Очень худой мужчина, с аскетическим лицом и веселыми глазами, посмотрел на Наденьку и подмигнул.
– А как же! – Он сдернул со стены афишу и под удивленными взглядами своих коллег вытряхнул на нее содержимое совка.
«Сегодня сходила лошадь», – автоматически отметила про себя Надежда, вставая.
– Прошу! – Ее галантно пропустили в дверях вперед, а она замешкалась, повернувшись к помрежу:
– Михал Петрович, можно забрать совок или вы потом сами принесете за кулисы?
– Ну что, – сказал худой за дверью, не заботясь о том, что уходящая Наденька может их слышать. – Ты – еще раз по туалетам, а ты – выясни, забрал ли он свой плащ из гардероба.
– Плащ он оставил в фургоне.
– Ладно. Может, ему по пейджеру позвонили и он рванул домой?
– Не мог до окончания последнего антракта.
– Ну, ребята, я не знаю. Он же специалист, в конце концов, куда он денется?
– Без оружия, – уточнил старый.
– Ну и без оружия. На кой ему оружие, он что, на схватку шел? Он шел на передачу.
– Не нравится мне это, – сопротивлялся старший.
– И мне не нравится. Такое здание не обыщешь и за несколько суток. Я не буду останавливать спектакль, допрашивать толпу зрителей и обслуги, вызывать собаку и взвод спецназа для осмотра, пока не узнаю точно, что он пропал.
«Боже мой, еще и собака!»
Наденька неслась по галерее, стучала ногами по железным ступенькам.
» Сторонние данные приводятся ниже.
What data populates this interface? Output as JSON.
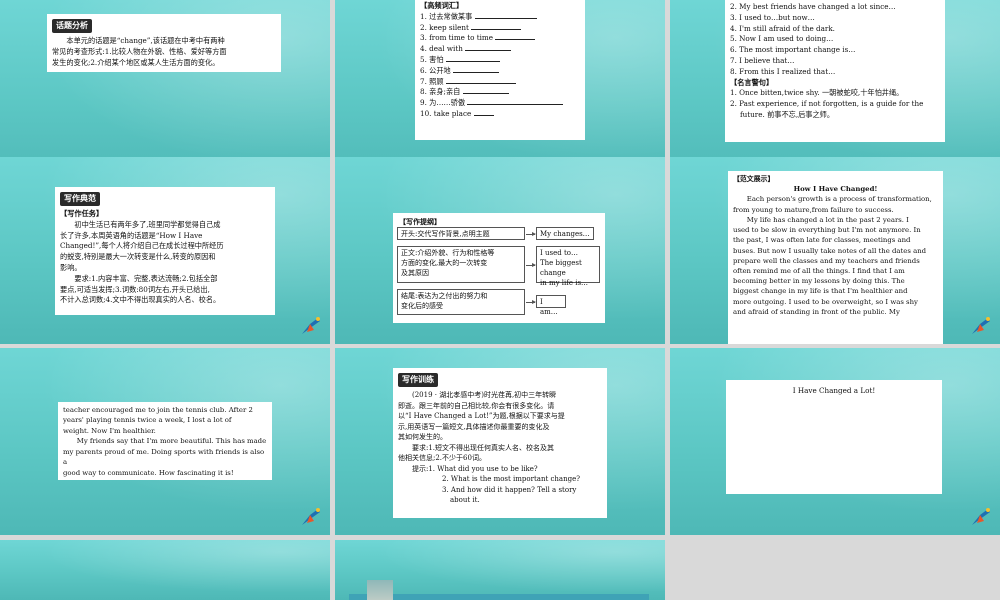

Собака, конечно, тут же унюхает, где тело. Странно, но вместо того, чтобы прокручивать варианты срочного захоронения мертвеца, ее мозг напряженно прокручивал вопрос, нагадит ли собака в театре.
Забившись под костюмы для «Жизели», Надежда скорчилась и затаилась для обдумывания. В пыльной полутьме она сначала не поняла, что именно стоит на полу, потом присмотрелась. Ботинки. Черные ботинки большого размера! Подползая поближе, Наденька краем глаза заметила странную груду одежды недалеко от ботинок, сначала подумала, что упал костюм со стойки, а когда подняла пиджак, белую рубашку и брюки, поняла, что это костюм брюнета и что не хватает красного галстука. Она огляделась и даже пошарила руками в особо темных закоулках под стойками. Задумавшись на минуту, сняла с плечиков платье с вышивкой и пышными рукавами и повесила рубашку и пиджак. Аккуратно расправила брюки и засунула их в перекладину плечиков. Расправив пышную юбку, натянула поверх мужского костюма платье.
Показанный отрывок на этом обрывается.